The meticulous field work gave the veterans – some dealing with post-traumatic stress disorder and physical injuries – a familiar sense of camaraderie and mission.
So while the archaeological dig at the Saratoga National Historical Park produced evidence from the tide-turning Second Battle of Saratoga, the teamwork behind the finds also benefited the veterans.
“We can all come together, share your battle stories, your deployment stories, and share your love for the history of what you're digging,” said Bjorn Bruckshaw, of Laconia, New Hampshire.
Bruckshaw, 38, was part of a three-person crew that spent the morning digging small holes at spots that set off metal detectors, then searching though the damp clumps to uncover ... old nails, mostly.
But the self-described Revolutionary War buff was loving it.
Bruckshaw, an Army veteran injured in a roadside bombing in Iraq, is among 15 veterans taking part in the dig through American Veterans Archaeological Recovery, an organization that helps service members transition into the civilian world. While the group deals mostly with vets with disabilities, their focus is on what participants can do in the field instead of any injuries, said AVAR's Stephen Humphreys.
National Park Service archaeologist William Griswold said the team is looking for artifacts that shed more light on the Battle of Bemis Heights, or the Second Battle of Saratoga, on Oct. 7, 1777. The American victory over British and Germans is credited with persuading France to lend crucial support the fight for independence.

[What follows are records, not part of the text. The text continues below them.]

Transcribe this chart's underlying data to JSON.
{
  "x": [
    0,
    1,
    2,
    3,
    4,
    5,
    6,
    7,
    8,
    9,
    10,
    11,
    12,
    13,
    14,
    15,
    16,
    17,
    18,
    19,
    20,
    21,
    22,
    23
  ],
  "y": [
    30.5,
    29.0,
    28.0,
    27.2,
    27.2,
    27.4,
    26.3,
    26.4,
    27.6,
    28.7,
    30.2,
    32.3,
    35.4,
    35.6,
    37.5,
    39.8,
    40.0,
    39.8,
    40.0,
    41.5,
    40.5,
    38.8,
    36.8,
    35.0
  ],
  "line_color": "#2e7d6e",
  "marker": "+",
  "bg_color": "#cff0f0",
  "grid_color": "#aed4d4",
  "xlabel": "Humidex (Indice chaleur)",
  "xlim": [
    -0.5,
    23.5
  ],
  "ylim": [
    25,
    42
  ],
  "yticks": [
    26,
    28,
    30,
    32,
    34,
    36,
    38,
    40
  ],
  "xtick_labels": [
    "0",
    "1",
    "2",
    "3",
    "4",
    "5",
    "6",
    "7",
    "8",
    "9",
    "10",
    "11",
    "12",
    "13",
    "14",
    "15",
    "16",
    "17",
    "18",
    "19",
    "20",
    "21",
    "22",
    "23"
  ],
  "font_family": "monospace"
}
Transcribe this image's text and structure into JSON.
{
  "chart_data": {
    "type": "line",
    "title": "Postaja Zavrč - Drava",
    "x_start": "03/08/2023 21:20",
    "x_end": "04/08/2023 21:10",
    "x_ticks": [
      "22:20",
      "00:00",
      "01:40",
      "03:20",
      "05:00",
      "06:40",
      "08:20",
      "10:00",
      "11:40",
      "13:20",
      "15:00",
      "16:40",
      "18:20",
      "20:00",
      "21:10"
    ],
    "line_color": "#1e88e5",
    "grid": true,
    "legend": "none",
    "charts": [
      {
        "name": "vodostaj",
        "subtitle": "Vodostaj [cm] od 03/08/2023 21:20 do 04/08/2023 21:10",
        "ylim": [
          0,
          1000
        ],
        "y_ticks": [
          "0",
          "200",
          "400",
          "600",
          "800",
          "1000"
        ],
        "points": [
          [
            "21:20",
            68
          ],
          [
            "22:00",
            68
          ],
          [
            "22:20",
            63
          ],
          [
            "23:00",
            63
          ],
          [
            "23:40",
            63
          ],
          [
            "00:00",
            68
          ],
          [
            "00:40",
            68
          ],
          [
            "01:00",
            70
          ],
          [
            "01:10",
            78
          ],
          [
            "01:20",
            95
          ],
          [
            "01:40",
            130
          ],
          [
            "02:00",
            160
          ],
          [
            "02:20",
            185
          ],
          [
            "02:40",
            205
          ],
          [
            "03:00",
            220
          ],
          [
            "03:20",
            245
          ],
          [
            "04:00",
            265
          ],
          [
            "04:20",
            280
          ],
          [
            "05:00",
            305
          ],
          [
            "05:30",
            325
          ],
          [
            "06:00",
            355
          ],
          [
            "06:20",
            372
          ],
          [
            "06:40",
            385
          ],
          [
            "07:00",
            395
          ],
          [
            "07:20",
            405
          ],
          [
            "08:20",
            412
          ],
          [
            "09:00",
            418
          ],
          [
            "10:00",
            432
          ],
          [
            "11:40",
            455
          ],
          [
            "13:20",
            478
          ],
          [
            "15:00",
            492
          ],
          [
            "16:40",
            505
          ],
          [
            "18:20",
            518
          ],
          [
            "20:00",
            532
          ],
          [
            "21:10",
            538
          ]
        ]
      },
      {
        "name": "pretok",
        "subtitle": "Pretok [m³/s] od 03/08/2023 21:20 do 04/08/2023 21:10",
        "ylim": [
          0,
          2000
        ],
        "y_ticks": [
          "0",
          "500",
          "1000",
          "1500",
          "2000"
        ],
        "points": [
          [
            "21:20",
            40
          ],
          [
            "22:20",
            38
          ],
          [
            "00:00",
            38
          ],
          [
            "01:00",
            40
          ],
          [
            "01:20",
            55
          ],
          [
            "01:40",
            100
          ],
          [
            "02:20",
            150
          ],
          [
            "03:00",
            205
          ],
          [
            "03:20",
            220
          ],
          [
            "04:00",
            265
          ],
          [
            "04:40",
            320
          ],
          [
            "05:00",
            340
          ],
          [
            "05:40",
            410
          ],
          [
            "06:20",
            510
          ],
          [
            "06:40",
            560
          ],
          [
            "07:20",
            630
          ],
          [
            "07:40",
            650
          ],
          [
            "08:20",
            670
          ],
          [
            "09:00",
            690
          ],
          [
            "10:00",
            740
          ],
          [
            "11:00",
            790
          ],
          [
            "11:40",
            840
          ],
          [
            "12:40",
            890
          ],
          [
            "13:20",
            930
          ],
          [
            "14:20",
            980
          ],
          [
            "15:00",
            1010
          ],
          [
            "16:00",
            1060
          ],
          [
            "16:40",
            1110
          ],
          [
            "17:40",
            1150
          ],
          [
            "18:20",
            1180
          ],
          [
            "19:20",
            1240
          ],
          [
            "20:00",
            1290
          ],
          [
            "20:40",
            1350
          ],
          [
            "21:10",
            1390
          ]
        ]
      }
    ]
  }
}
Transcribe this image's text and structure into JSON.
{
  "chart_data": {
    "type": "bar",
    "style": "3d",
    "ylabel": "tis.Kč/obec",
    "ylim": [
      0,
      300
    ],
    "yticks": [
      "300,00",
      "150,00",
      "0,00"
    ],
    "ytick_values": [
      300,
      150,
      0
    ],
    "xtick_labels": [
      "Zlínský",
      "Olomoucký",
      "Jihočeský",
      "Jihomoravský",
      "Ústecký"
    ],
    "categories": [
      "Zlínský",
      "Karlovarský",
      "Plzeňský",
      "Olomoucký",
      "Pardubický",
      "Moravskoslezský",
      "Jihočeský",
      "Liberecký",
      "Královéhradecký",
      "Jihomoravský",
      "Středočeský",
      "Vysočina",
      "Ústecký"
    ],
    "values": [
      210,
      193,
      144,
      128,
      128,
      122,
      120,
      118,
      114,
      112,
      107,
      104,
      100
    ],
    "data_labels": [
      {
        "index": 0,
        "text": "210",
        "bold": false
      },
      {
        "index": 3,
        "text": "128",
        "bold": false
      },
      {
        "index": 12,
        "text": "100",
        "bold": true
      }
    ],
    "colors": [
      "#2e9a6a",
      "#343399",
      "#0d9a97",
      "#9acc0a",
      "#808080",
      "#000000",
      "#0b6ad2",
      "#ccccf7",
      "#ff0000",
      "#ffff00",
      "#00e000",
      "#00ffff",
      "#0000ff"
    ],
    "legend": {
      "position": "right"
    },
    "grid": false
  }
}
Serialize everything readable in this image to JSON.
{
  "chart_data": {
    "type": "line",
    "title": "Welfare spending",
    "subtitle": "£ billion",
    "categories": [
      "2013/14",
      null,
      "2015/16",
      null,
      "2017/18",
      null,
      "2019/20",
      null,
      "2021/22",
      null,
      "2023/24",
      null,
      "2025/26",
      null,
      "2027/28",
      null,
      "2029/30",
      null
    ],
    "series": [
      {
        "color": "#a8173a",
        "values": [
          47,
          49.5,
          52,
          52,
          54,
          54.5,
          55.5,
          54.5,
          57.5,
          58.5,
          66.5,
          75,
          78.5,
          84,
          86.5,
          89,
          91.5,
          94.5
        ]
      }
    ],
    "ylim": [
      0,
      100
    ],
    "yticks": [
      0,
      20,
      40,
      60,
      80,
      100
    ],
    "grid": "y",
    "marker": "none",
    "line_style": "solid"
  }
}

While maps and journal accounts from the time describe troop movements during that fateful battle, artifacts can pinpoint movements and provide a reality check.
“It's a good way to check a lot of these textual sources because in the fog of battle, people often make mistakes or embellish things,” Griswold said.
Field work was first conducted here in 2019, with supervision from the National Park Service's regional archaeology program. The American Battlefield Trust is a sponsor. Work was interrupted by the pandemic last year, but crews with shovels and metal detectors were back this month and wrapping up this week.
“It's partially about the chase,” said veteran Megan Lukaszeski. “You never know what you're going to find. You could dig and you could find nothing, or you could dig and find the most amazing things.”